For in-depth analysis see this article.
|Market Cap/EV||3.41B/ 2.99B|
|Implied Value $44|
Many investors were burned, but the huge tumble in Crocs' share price for $70 to under $3 just a few years ago. The avoidance of this company has opened up an opportunity for investors to purchase a growing company at a value price. Keep in mind that Crocs is no longer an ugly-clog company. The company has diversified and now has a full lineup of casual footwear. In terms of hard metrics, the company has excellent international growth, great margins, excellent cash flow and rising popularity in Asian-Pacific markets. The balance sheet is rock solid with plenty of cash and minimal revolving debt. An inflated earnings forecast has caused the shares to drop by 20% today, giving investors a great opportunity to build a position.
Ultra Petroleum (UPL)
Ultra Petroleum is a natural gas exploration and production outfit with one of the lowest cost structures in the industry. The company has traded at a high at $100 during the natural gas boom, but with the cheap shale gas boom the shares have come as far down as $15. The company took a huge hit to its balance sheet due to SEC reporting standards requiring the company to write down reserves and carry them at the market value of natural gas while natural gas was trading near all-time lows. Conversely, at the end of this year the company will increase the value of its reserves on the balance sheet by billions if the prices remain steady through the year-end.

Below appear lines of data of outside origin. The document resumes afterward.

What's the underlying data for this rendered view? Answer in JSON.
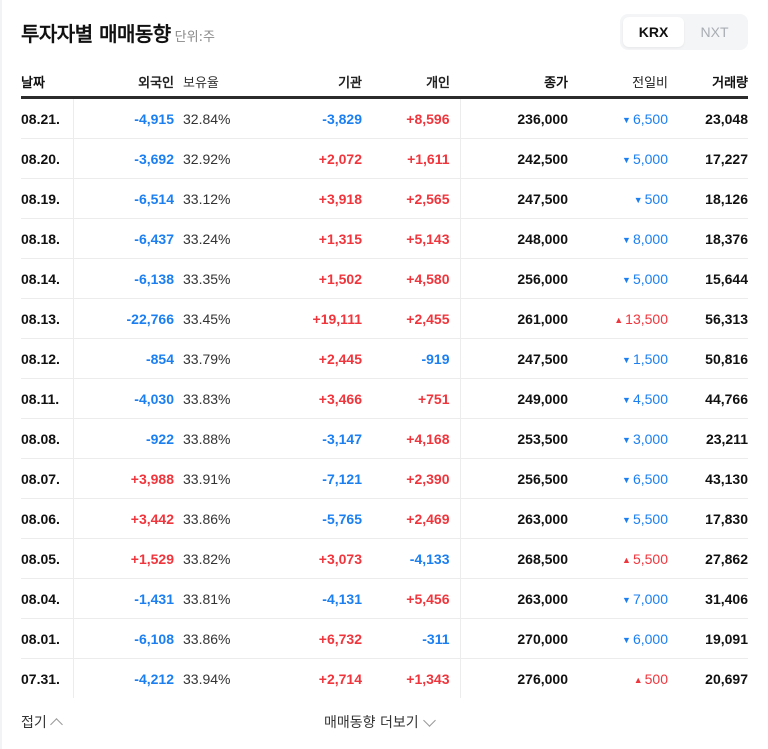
{
  "header": {
    "title": "투자자별 매매동향",
    "unit": "단위:주",
    "market_tabs": [
      {
        "label": "KRX",
        "active": true
      },
      {
        "label": "NXT",
        "active": false
      }
    ]
  },
  "table": {
    "columns": {
      "date": "날짜",
      "foreign": "외국인",
      "ratio": "보유율",
      "institution": "기관",
      "individual": "개인",
      "close": "종가",
      "change": "전일비",
      "volume": "거래량"
    },
    "rows": [
      {
        "date": "08.21.",
        "foreign": "-4,915",
        "ratio": "32.84%",
        "institution": "-3,829",
        "individual": "+8,596",
        "close": "236,000",
        "change": "6,500",
        "change_dir": "down",
        "volume": "23,048"
      },
      {
        "date": "08.20.",
        "foreign": "-3,692",
        "ratio": "32.92%",
        "institution": "+2,072",
        "individual": "+1,611",
        "close": "242,500",
        "change": "5,000",
        "change_dir": "down",
        "volume": "17,227"
      },
      {
        "date": "08.19.",
        "foreign": "-6,514",
        "ratio": "33.12%",
        "institution": "+3,918",
        "individual": "+2,565",
        "close": "247,500",
        "change": "500",
        "change_dir": "down",
        "volume": "18,126"
      },
      {
        "date": "08.18.",
        "foreign": "-6,437",
        "ratio": "33.24%",
        "institution": "+1,315",
        "individual": "+5,143",
        "close": "248,000",
        "change": "8,000",
        "change_dir": "down",
        "volume": "18,376"
      },
      {
        "date": "08.14.",
        "foreign": "-6,138",
        "ratio": "33.35%",
        "institution": "+1,502",
        "individual": "+4,580",
        "close": "256,000",
        "change": "5,000",
        "change_dir": "down",
        "volume": "15,644"
      },
      {
        "date": "08.13.",
        "foreign": "-22,766",
        "ratio": "33.45%",
        "institution": "+19,111",
        "individual": "+2,455",
        "close": "261,000",
        "change": "13,500",
        "change_dir": "up",
        "volume": "56,313"
      },
      {
        "date": "08.12.",
        "foreign": "-854",
        "ratio": "33.79%",
        "institution": "+2,445",
        "individual": "-919",
        "close": "247,500",
        "change": "1,500",
        "change_dir": "down",
        "volume": "50,816"
      },
      {
        "date": "08.11.",
        "foreign": "-4,030",
        "ratio": "33.83%",
        "institution": "+3,466",
        "individual": "+751",
        "close": "249,000",
        "change": "4,500",
        "change_dir": "down",
        "volume": "44,766"
      },
      {
        "date": "08.08.",
        "foreign": "-922",
        "ratio": "33.88%",
        "institution": "-3,147",
        "individual": "+4,168",
        "close": "253,500",
        "change": "3,000",
        "change_dir": "down",
        "volume": "23,211"
      },
      {
        "date": "08.07.",
        "foreign": "+3,988",
        "ratio": "33.91%",
        "institution": "-7,121",
        "individual": "+2,390",
        "close": "256,500",
        "change": "6,500",
        "change_dir": "down",
        "volume": "43,130"
      },
      {
        "date": "08.06.",
        "foreign": "+3,442",
        "ratio": "33.86%",
        "institution": "-5,765",
        "individual": "+2,469",
        "close": "263,000",
        "change": "5,500",
        "change_dir": "down",
        "volume": "17,830"
      },
      {
        "date": "08.05.",
        "foreign": "+1,529",
        "ratio": "33.82%",
        "institution": "+3,073",
        "individual": "-4,133",
        "close": "268,500",
        "change": "5,500",
        "change_dir": "up",
        "volume": "27,862"
      },
      {
        "date": "08.04.",
        "foreign": "-1,431",
        "ratio": "33.81%",
        "institution": "-4,131",
        "individual": "+5,456",
        "close": "263,000",
        "change": "7,000",
        "change_dir": "down",
        "volume": "31,406"
      },
      {
        "date": "08.01.",
        "foreign": "-6,108",
        "ratio": "33.86%",
        "institution": "+6,732",
        "individual": "-311",
        "close": "270,000",
        "change": "6,000",
        "change_dir": "down",
        "volume": "19,091"
      },
      {
        "date": "07.31.",
        "foreign": "-4,212",
        "ratio": "33.94%",
        "institution": "+2,714",
        "individual": "+1,343",
        "close": "276,000",
        "change": "500",
        "change_dir": "up",
        "volume": "20,697"
      }
    ]
  },
  "footer": {
    "collapse_label": "접기",
    "more_label": "매매동향 더보기"
  },
  "colors": {
    "up": "#f0353c",
    "down": "#1b7ff2"
  }
}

The natural gas curve implies that gas should trade around $4 by December, which is a tremendous bullish indicator for this company. UPL is able to beat out its competitors and turn a profit when gas is as low as $3 (the company's all-in cost), and since a third of UPL's production is hedged over $3.70, it should be able to turn huge margins this quarter.
Ultra's net asset value is estimated to be $23 per share, meaning at the current price it is quite favorable. The company is also trading significantly below a reasonable applied EV/EBITDA multiple of 8.5x. With a rise in natural gas prices, the effect will be even larger on the shares since margins will be affected with a "delta." UPL, as the lowest cost producer may rise faster than its peers, since profit margins will rise much faster for the lower cost producers than for the average producers should the price of natural gas rise. With S&P predicting $5.00/MBtu gas in 2015, profit margins should rise to 66% assuming production costs stay flat (they have been declining steadily and management has predicted further savings.)
For more in-depth analysis, see the article here.
|Net Margins||See 10K|
|Implied Fair Value $30-$40|
The aforementioned companies are all largely unlevered to the exclusion of UPL and should remain solvent even during market turmoil. In conclusion, there is value to be found even at the current market levels amongst small-cap companies.
Disclosure: I am long UPL, BWC, MWA, CROX, DLB. I wrote this article myself, and it expresses my own opinions. I am not receiving compensation for it (other than from Seeking Alpha). I have no business relationship with any company whose stock is mentioned in this article.